08.02.2018 - 20:00 Uhr
Friedenfels

Treffen der Behindertenbeauftragten aus dem Landkreis Trotz Handicap aktiv bleiben

Welcher Rollstuhl für welchen Nutzer? Beim Treffen der Behindertenbeauftragten aus dem Landkreis Tirschenreuth in der Friedenfelser Steinwaldhalle standen diese Hilfsmittel im Mittelpunkt. Der Behindertenbeauftragte des Landkreises, Reinhard Schön, freute sich bei der Eröffnung, dass 16 Gemeinden und Städte ihre Beauftragten zu dieser Zusammenkunft entsandt hatten.

Die Behindertenbeauftragten des Landkreises Tirschenreuth trafen sich in Friedenfels zu einer gemeinsamen Sitzung. Bernhard Schön (rechts) dankte Peter Steinhauser und Gemeindemitarbeiterin Irene Wenning (hinten, Dritter und Vierte von rechts) für die Ausrichtung sowie Stefan Kessler (sitzend links) und Tobias Schwab (stehend, Zweiter von links) für ihren Vortrag. Bild: bsc
von Bernhard SchultesProfil

Sein Dank galt den Ausrichtern der Gemeinde Friedenfels, Peter Steinhauser und Irene Wenning. Referenten des Treffens waren Stefan Kessler und Tobias Schwab von der Rollaktiv GmbH in Weiden. Sie sprachen zum Thema "Aktiv mit Handicap". Mitgebracht hatten sie einen Teil der umfangreichen Hilfsmittel, darunter Rollatoren, Rollstühle und ein Rollstuhlzuggerät, ein sogenanntes Handbike. Stefan Kessler erläuterte: "Wer was anderes als den Standardrollstuhl braucht oder haben will, muss ein entsprechendes Rezept mit genauen Angaben vorlegen." Beim Standardrollstuhl sei keine individuelle Anpassung möglich.
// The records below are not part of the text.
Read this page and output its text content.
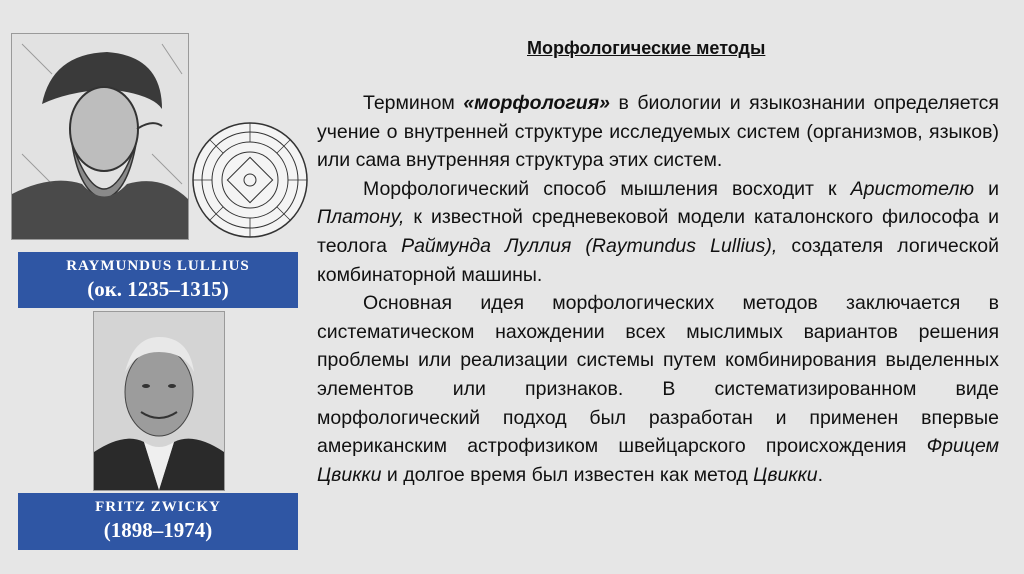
RAYMUNDUS LULLIUS
(ок. 1235–1315)
FRITZ ZWICKY
(1898–1974)
Морфологические методы

Термином «морфология» в биологии и языкознании определяется учение о внутренней структуре исследуемых систем (организмов, языков) или сама внутренняя структура этих систем.

Морфологический способ мышления восходит к Аристотелю и Платону, к известной средневековой модели каталонского философа и теолога Раймунда Луллия (Raymundus Lullius), создателя логической комбинаторной машины.

Основная идея морфологических методов заключается в систематическом нахождении всех мыслимых вариантов решения проблемы или реализации системы путем комбинирования выделенных элементов или признаков. В систематизированном виде морфологический подход был разработан и применен впервые американским астрофизиком швейцарского происхождения Фрицем Цвикки и долгое время был известен как метод Цвикки.
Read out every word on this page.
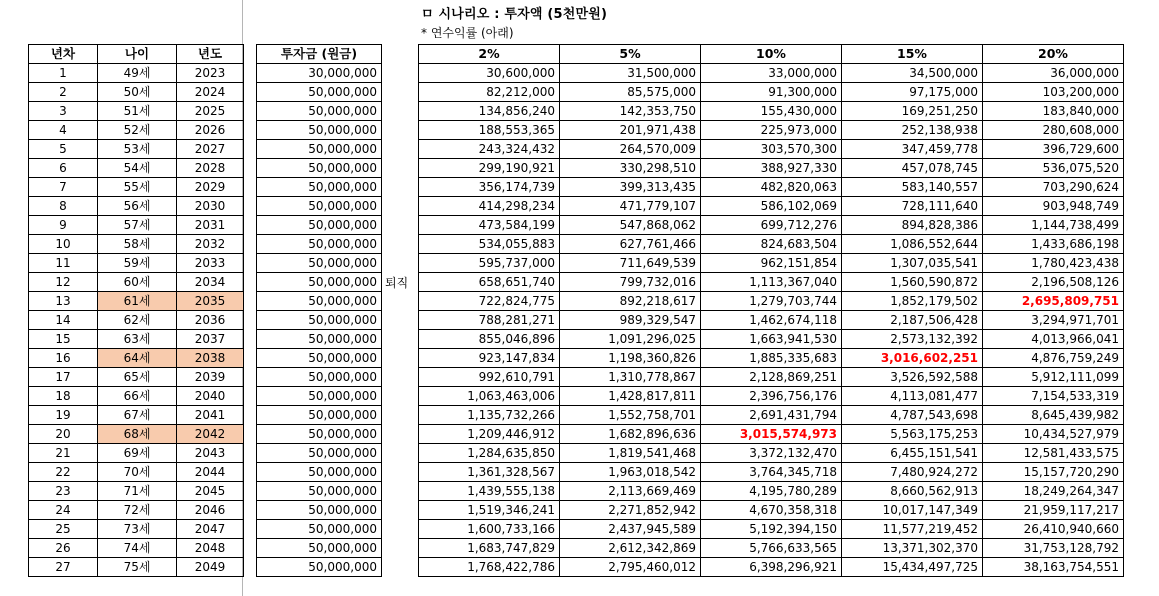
ㅁ 시나리오 : 투자액 (5천만원)
* 연수익률 (아래)
년차	나이	년도
1	49세	2023
2	50세	2024
3	51세	2025
4	52세	2026
5	53세	2027
6	54세	2028
7	55세	2029
8	56세	2030
9	57세	2031
10	58세	2032
11	59세	2033
12	60세	2034
13	61세	2035
14	62세	2036
15	63세	2037
16	64세	2038
17	65세	2039
18	66세	2040
19	67세	2041
20	68세	2042
21	69세	2043
22	70세	2044
23	71세	2045
24	72세	2046
25	73세	2047
26	74세	2048
27	75세	2049
투자금 (원금)
30,000,000
50,000,000
50,000,000
50,000,000
50,000,000
50,000,000
50,000,000
50,000,000
50,000,000
50,000,000
50,000,000
50,000,000
50,000,000
50,000,000
50,000,000
50,000,000
50,000,000
50,000,000
50,000,000
50,000,000
50,000,000
50,000,000
50,000,000
50,000,000
50,000,000
50,000,000
50,000,000
퇴직
2%	5%	10%	15%	20%
30,600,000	31,500,000	33,000,000	34,500,000	36,000,000
82,212,000	85,575,000	91,300,000	97,175,000	103,200,000
134,856,240	142,353,750	155,430,000	169,251,250	183,840,000
188,553,365	201,971,438	225,973,000	252,138,938	280,608,000
243,324,432	264,570,009	303,570,300	347,459,778	396,729,600
299,190,921	330,298,510	388,927,330	457,078,745	536,075,520
356,174,739	399,313,435	482,820,063	583,140,557	703,290,624
414,298,234	471,779,107	586,102,069	728,111,640	903,948,749
473,584,199	547,868,062	699,712,276	894,828,386	1,144,738,499
534,055,883	627,761,466	824,683,504	1,086,552,644	1,433,686,198
595,737,000	711,649,539	962,151,854	1,307,035,541	1,780,423,438
658,651,740	799,732,016	1,113,367,040	1,560,590,872	2,196,508,126
722,824,775	892,218,617	1,279,703,744	1,852,179,502	2,695,809,751
788,281,271	989,329,547	1,462,674,118	2,187,506,428	3,294,971,701
855,046,896	1,091,296,025	1,663,941,530	2,573,132,392	4,013,966,041
923,147,834	1,198,360,826	1,885,335,683	3,016,602,251	4,876,759,249
992,610,791	1,310,778,867	2,128,869,251	3,526,592,588	5,912,111,099
1,063,463,006	1,428,817,811	2,396,756,176	4,113,081,477	7,154,533,319
1,135,732,266	1,552,758,701	2,691,431,794	4,787,543,698	8,645,439,982
1,209,446,912	1,682,896,636	3,015,574,973	5,563,175,253	10,434,527,979
1,284,635,850	1,819,541,468	3,372,132,470	6,455,151,541	12,581,433,575
1,361,328,567	1,963,018,542	3,764,345,718	7,480,924,272	15,157,720,290
1,439,555,138	2,113,669,469	4,195,780,289	8,660,562,913	18,249,264,347
1,519,346,241	2,271,852,942	4,670,358,318	10,017,147,349	21,959,117,217
1,600,733,166	2,437,945,589	5,192,394,150	11,577,219,452	26,410,940,660
1,683,747,829	2,612,342,869	5,766,633,565	13,371,302,370	31,753,128,792
1,768,422,786	2,795,460,012	6,398,296,921	15,434,497,725	38,163,754,551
Bei einem Leichtgewichtsrollstuhl müsse dieser Begriff auf dem Rezept stehen. Auch die erforderlichen Zurüstungen, wie Sitzheizeinlage, Art der Fußstütze, Antriebsrädertyp und Lenkrädertyp, müssten vermerkt sein. Der leichte Aktivrollstuhl sei individuell anpassbar und auch sportlich gestaltbar. Hier belaufen sich die Gesamtkosten aber auf rund 6000 Euro und mehr, informierte der Referent.

Für viel Erstaunen sorgte die Vorstellung eines Rollstuhlzuggeräts. Es ermögliche ein aktives Leben trotz Handicap, meinten die Sprecher. Auch gemeinsame Unternehmungen mit Fußgängern und Radfahrern seien damit problemlos möglich. Die Behindertenbeauftragten der Gemeinden hatten anschließend die Möglichkeit zur genauen Besichtigung der mobilen Hilfsmittel. "Diese Kenntnisse und Erfahrungen können Sie dann an Betroffene in ihren Gemeinden weitergeben", meinte Reinhard Schön und hob hervor, wie wichtig deshalb diese regelmäßigen Zusammenkünfte und Informationsberatungen seien. Stefan Kessler hatte auch einen Basketball-Rollstuhl mitgebracht. "Das ist ein reines Sportgerät und kostet rund 8000 Euro." Tobias Schwab stellte die unterschiedlichen Rollatoren vor - mit Preisen von 80 bis 450 Euro. Die Ausstattung kann abnehmbare Räder, einen Auftritt zum Anheben der vorderen Räder oder auch Schirmhalter umfassen. Reinhard Schön verwies abschließend auf den Aktionstag für Behinderte und Nichtbehinderte am Montag, 5. März, in Nürnberg. Das nächste Treffen der Behindertenbeauftragten im Landkreis Tirschenreuth findet am Mittwoch, 25. April, statt. Veranstaltungsort ist Kastl.